1983. Eu tinha 18 anos, acabara de retornar de um ano de estudos nos Estados Unidos. Dali a seis meses faria vestibular, mas só conseguia pensar nos amigos que havia feito e nas experiências vividas longe de casa e da família. Sentia-me um peixe fora d’água.
Entre apostilas que se empilhavam e tentativas sinceras de deixar a melancolia um pouco de lado, sobrava confusão. Que curso escolher? Como me reconectar com a vida em Curitiba? O que fazer com o vazio provocado pela rompimento abrupto de relações intensas (como elas costumam ser naquela idade) e aceitar a distância como fato consumado? Muitas perguntas e nenhuma resposta.
Meio ao acaso, entrou em cena Ziggy Stardust. Fuçando na pilha de LPs de um tio 15 anos mais velho, fã de Beatles, Led Zeppelin e do som da Motown, encontrei alento. No auge do fenômeno Michael Jackson (de quem gosto até hoje), descobri David Bowie, que à época vivia uma espécie de renascimento, graças ao sucesso do álbum Let’s Dance. Hits irresistíveis, como a faixa-título, “China Girl” e “Modern Love” revelaram a face mais pop e radiofônica do camaleão britânico, sob a produção de Nile Rogers, mentor da banda Chic, responsável por alguns clássicos da disco music.

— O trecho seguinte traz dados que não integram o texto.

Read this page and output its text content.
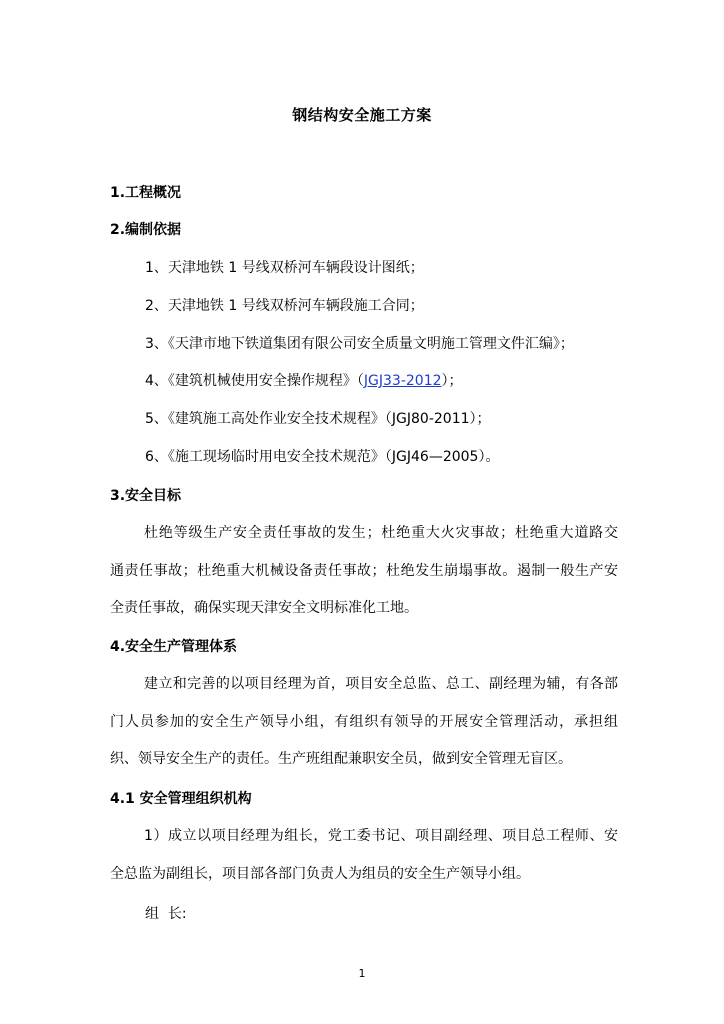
钢结构安全施工方案
1.工程概况
2.编制依据
1、天津地铁 1 号线双桥河车辆段设计图纸；
2、天津地铁 1 号线双桥河车辆段施工合同；
3、《天津市地下铁道集团有限公司安全质量文明施工管理文件汇编》；
4、《建筑机械使用安全操作规程》（JGJ33-2012）；
5、《建筑施工高处作业安全技术规程》（JGJ80-2011）；
6、《施工现场临时用电安全技术规范》（JGJ46—2005）。
3.安全目标
杜绝等级生产安全责任事故的发生；杜绝重大火灾事故；杜绝重大道路交
通责任事故；杜绝重大机械设备责任事故；杜绝发生崩塌事故。遏制一般生产安
全责任事故，确保实现天津安全文明标准化工地。
4.安全生产管理体系
建立和完善的以项目经理为首，项目安全总监、总工、副经理为辅，有各部
门人员参加的安全生产领导小组，有组织有领导的开展安全管理活动，承担组
织、领导安全生产的责任。生产班组配兼职安全员，做到安全管理无盲区。
4.1 安全管理组织机构
1）成立以项目经理为组长，党工委书记、项目副经理、项目总工程师、安
全总监为副组长，项目部各部门负责人为组员的安全生产领导小组。
组  长:
1
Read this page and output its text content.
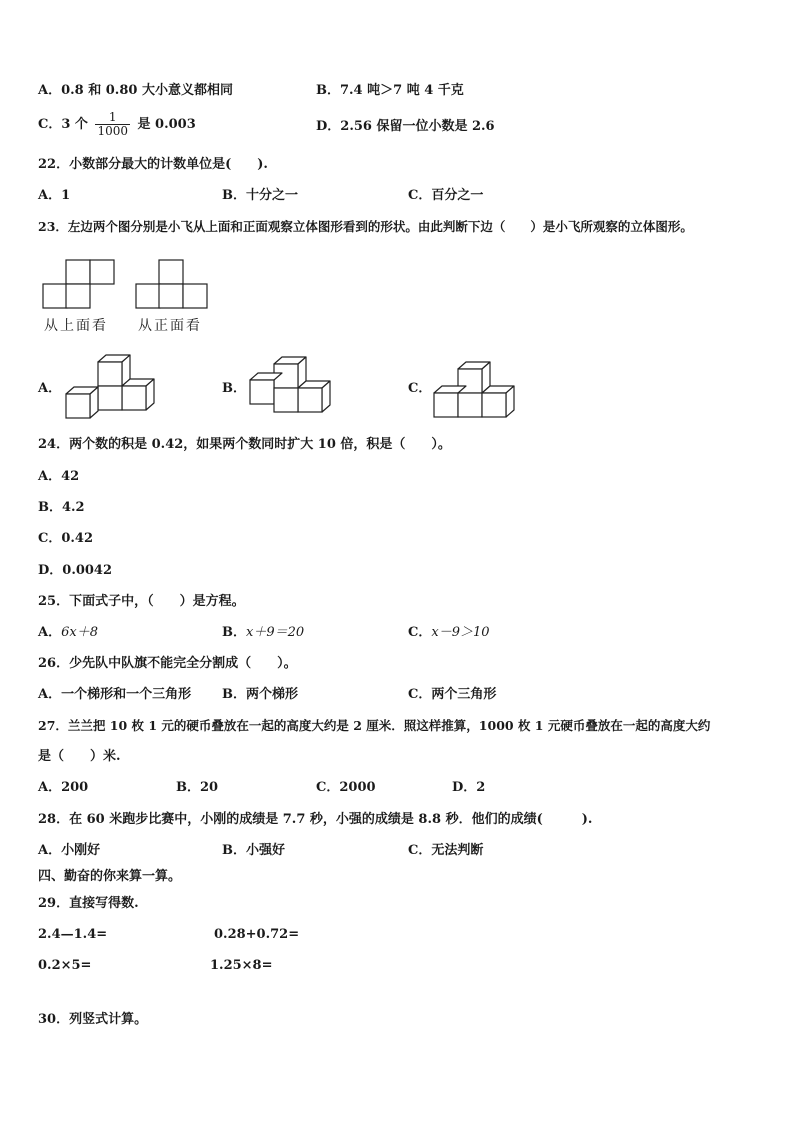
A．0.8 和 0.80 大小意义都相同	B．7.4 吨＞7 吨 4 千克
C．3 个 $\frac{1}{1000}$ 是 0.003	D．2.56 保留一位小数是 2.6
22．小数部分最大的计数单位是(　　).
A．1	B．十分之一	C．百分之一
23．左边两个图分别是小飞从上面和正面观察立体图形看到的形状。由此判断下边（　　）是小飞所观察的立体图形。
从上面看 从正面看
A．	B．	C．
24．两个数的积是 0.42，如果两个数同时扩大 10 倍，积是（　　）。
A．42
B．4.2
C．0.42
D．0.0042
25．下面式子中，（　　）是方程。
A．6x＋8	B．x＋9＝20	C．x－9＞10
26．少先队中队旗不能完全分割成（　　）。
A．一个梯形和一个三角形 B．两个梯形	C．两个三角形
27．兰兰把 10 枚 1 元的硬币叠放在一起的高度大约是 2 厘米．照这样推算，1000 枚 1 元硬币叠放在一起的高度大约
是（　　）米.
A．200	B．20	C．2000	D．2
28．在 60 米跑步比赛中，小刚的成绩是 7.7 秒，小强的成绩是 8.8 秒．他们的成绩(　　　).
A．小刚好	B．小强好	C．无法判断
四、勤奋的你来算一算。
29．直接写得数.
2.4—1.4=	0.28+0.72=
0.2×5=	1.25×8=
30．列竖式计算。
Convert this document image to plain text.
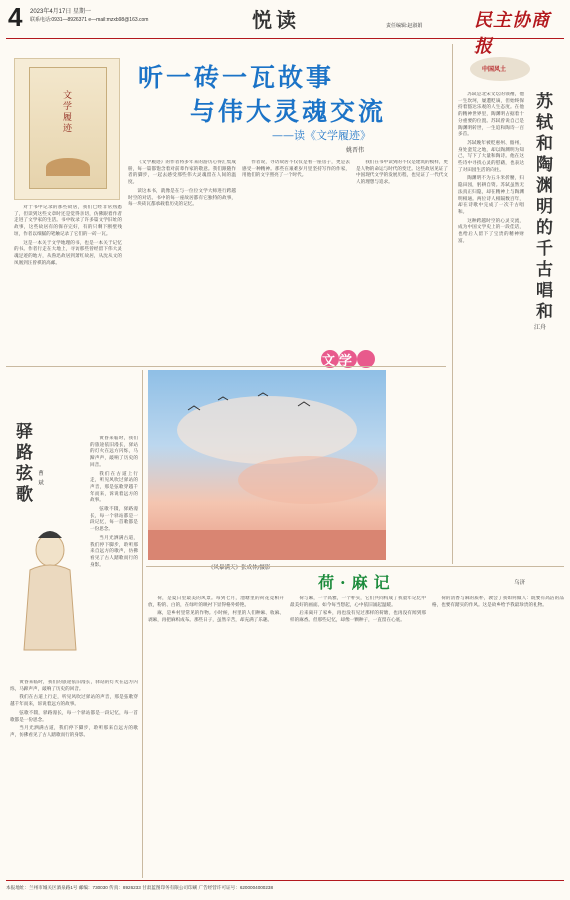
4 2023年4月17日 星期一
联系电话:0931—8926371 e—mail:mzxb98@163.com	悦读	责任编辑:赵淑娟	民主协商报
文学履迹
听一砖一瓦故事
与伟大灵魂交流
——读《文学履迹》
姚晋伟

对于书中记录的那些故居，我们已经非常熟悉了，但读到这些文章时还是觉得亲切，仿佛跟着作者走进了文学家的生活。书中收录了许多篇文学旧址的故事，这些故居有的保存完好，有的只剩下断壁残垣，作者以细腻的笔触记录了它们的一砖一瓦。

这是一本关于文学地理的书，也是一本关于记忆的书。作者行走在大地上，寻访那些曾经留下伟大灵魂足迹的地方，从鲁迅故居到萧红故居，从沈从文的凤凰到汪曾祺的高邮。

《文学履迹》的作者将多年来的游历心得汇集成册，每一篇都饱含着对前辈作家的敬意。我们跟随作者的脚步，一起去感受那些伟大灵魂留在人间的温度。

读这本书，就像是在与一位位文学大师进行跨越时空的对话。书中的每一座故居都有它独特的故事，每一块砖瓦都承载着历史的记忆。

作者说，寻访故居不仅仅是看一座房子，更是去感受一种精神。那些在艰难岁月里坚持写作的作家，用他们的文字照亮了一个时代。

我们在书中读到的不仅是建筑的模样，更是人物的命运与时代的变迁。这些故居见证了中国现代文学的发展历程，也见证了一代代文人的理想与追求。

文学
中国风土
苏轼和陶渊明的千古唱和

苏轼是北宋文坛的领袖，他一生坎坷，屡遭贬谪，但始终保持着豁达乐观的人生态度。在他的精神世界里，陶渊明占据着十分重要的位置。苏轼曾说自己是陶渊明转世，一生追和陶诗一百多首。

苏轼晚年被贬惠州、儋州，身处蛮荒之地，却以陶渊明为知己，写下了大量和陶诗。他在这些诗中寻找心灵的慰藉，也表达了对田园生活的向往。

陶渊明不为五斗米折腰，归隐田园，躬耕自资。苏轼虽然无法真正归隐，却在精神上与陶渊明相通。两位诗人相隔数百年，却在诗歌中完成了一次千古唱和。

这种跨越时空的心灵交流，成为中国文学史上的一段佳话，也给后人留下了宝贵的精神财富。

江舟
驿路弦歌 曹斌

黄昏来临时，我们的旅途依旧漫长，驿站的灯火在远方闪烁，马蹄声声，敲响了历史的回音。

我们在古道上行走，听见风吹过驿站的声音，那是弦歌穿越千年而来，诉说着远方的故事。

弦歌不辍，驿路漫长，每一个驿站都是一段记忆，每一首歌都是一份思念。

当月光洒满古道，我们停下脚步，聆听那来自远方的歌声，仿佛看见了古人踏歌而行的身影。

黄昏来临时，我们的旅途依旧漫长，驿站的灯火在远方闪烁，马蹄声声，敲响了历史的回音。

我们在古道上行走，听见风吹过驿站的声音，那是弦歌穿越千年而来，诉说着远方的故事。

弦歌不辍，驿路漫长，每一个驿站都是一段记忆，每一首歌都是一份思念。

当月光洒满古道，我们停下脚步，聆听那来自远方的歌声，仿佛看见了古人踏歌而行的身影。

《风暴满天》张成林/摄影
荷·麻记	乌济

荷，是夏日里最美的风景。每到七月，池塘里的荷花竞相开放，粉的、白的，在绿叶的映衬下显得格外娇艳。

麻，是乡村里常见的作物。小时候，村里的人们种麻、收麻、剥麻，再把麻织成布。那些日子，虽然辛苦，却充满了乐趣。

荷与麻，一个高雅，一个朴实，它们共同构成了我童年记忆中最美好的画面。如今每当想起，心中依旧涌起温暖。

后来离开了家乡，再也没有见过那样的荷塘，也再没有闻到那样的麻香。但那些记忆，却像一颗种子，一直留在心底。

荷的清香与麻的质朴，教会了我如何做人：既要有高洁的品格，也要有踏实的作风。这是故乡给予我最珍贵的礼物。

本报地址：兰州市城关区酒泉路1号 邮编：730030 传真：8926233 甘肃蓝图印务有限公司印刷 广告经营许可证号：6200004000238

“Meio ao acaso, entrou em cena Ziggy Stardust. Fuçando na pilha de LPs de um tio 15 anos mais velho, fã de Beatles, Led Zeppelin e do som da Motown, encontrei alento.”
Mas foi The Rise and Fall of Ziggy Stardust and the Spiders from Mars, disco lançado em 1972, que me converteu. Título fundamental do glam rock, o álbum é uma espécie de ópera-rock que traz Bowie no papel de Ziggy, andrógina versão humana de um ser alienígena que vem à Terra com a missão de presentear a humanidade com uma mensagem de esperança nos últimos cinco anos que restam ao planeta.
O alien era eu. Identificação, afinal, é palavra-chave na vida de qualquer adolescente.
O álbum, para muitos um dos melhores que o rock já produziu, inclui uma sucessão impecável de canções de rock: “Starman”, “Hang on to Yourself”, “Ziggy Stardust”, “Star”, “Moonage Daydream”, “Soul Love”, “Lady Stardust” e “Five Years”. É, ao mesmo tempo, apocalíptico e esperançoso. Destrutivo e messiânico.
The Rise and Fall of Ziggy Stardust and the Spiders from Mars me levou a outro dos meus favoritos: Low (1977), união de esforços entre Bowie e o produtor e compositor Brian Eno, que misturaram rock e música eletrônica, com ecos dos robôs de carne e osso alemães do Kraftwerk – vale lembrar que o álbum foi gravado em Berlim.
Em 1997, agora jornalista de cultura, tive a oportunidade de entrevistar Bowie no Hotel Sheraton, no Rio de Janeiro. Em poucos dias, ele faria um show histórico na Pedreira Paulo Leminski, em Curitiba, e quando o vi de perto, de olhar nos seus olhos bicolores, confesso que tremi nas bases. Por um momento, acreditei que não conseguiria formular a primeira pergunta e aquietar o fã que insistia em calar o repórter naquele instante. Era como se tivesse, em um estalar de dedos, retornado no tempo, e fosse, de novo, aquele adolescente confuso. Mas o dever me chamava. Então agradeci, em silêncio, a meu super-herói, Ziggy, por ter salvo minha vida. Também por causa dele, havia conseguido chegar até ali.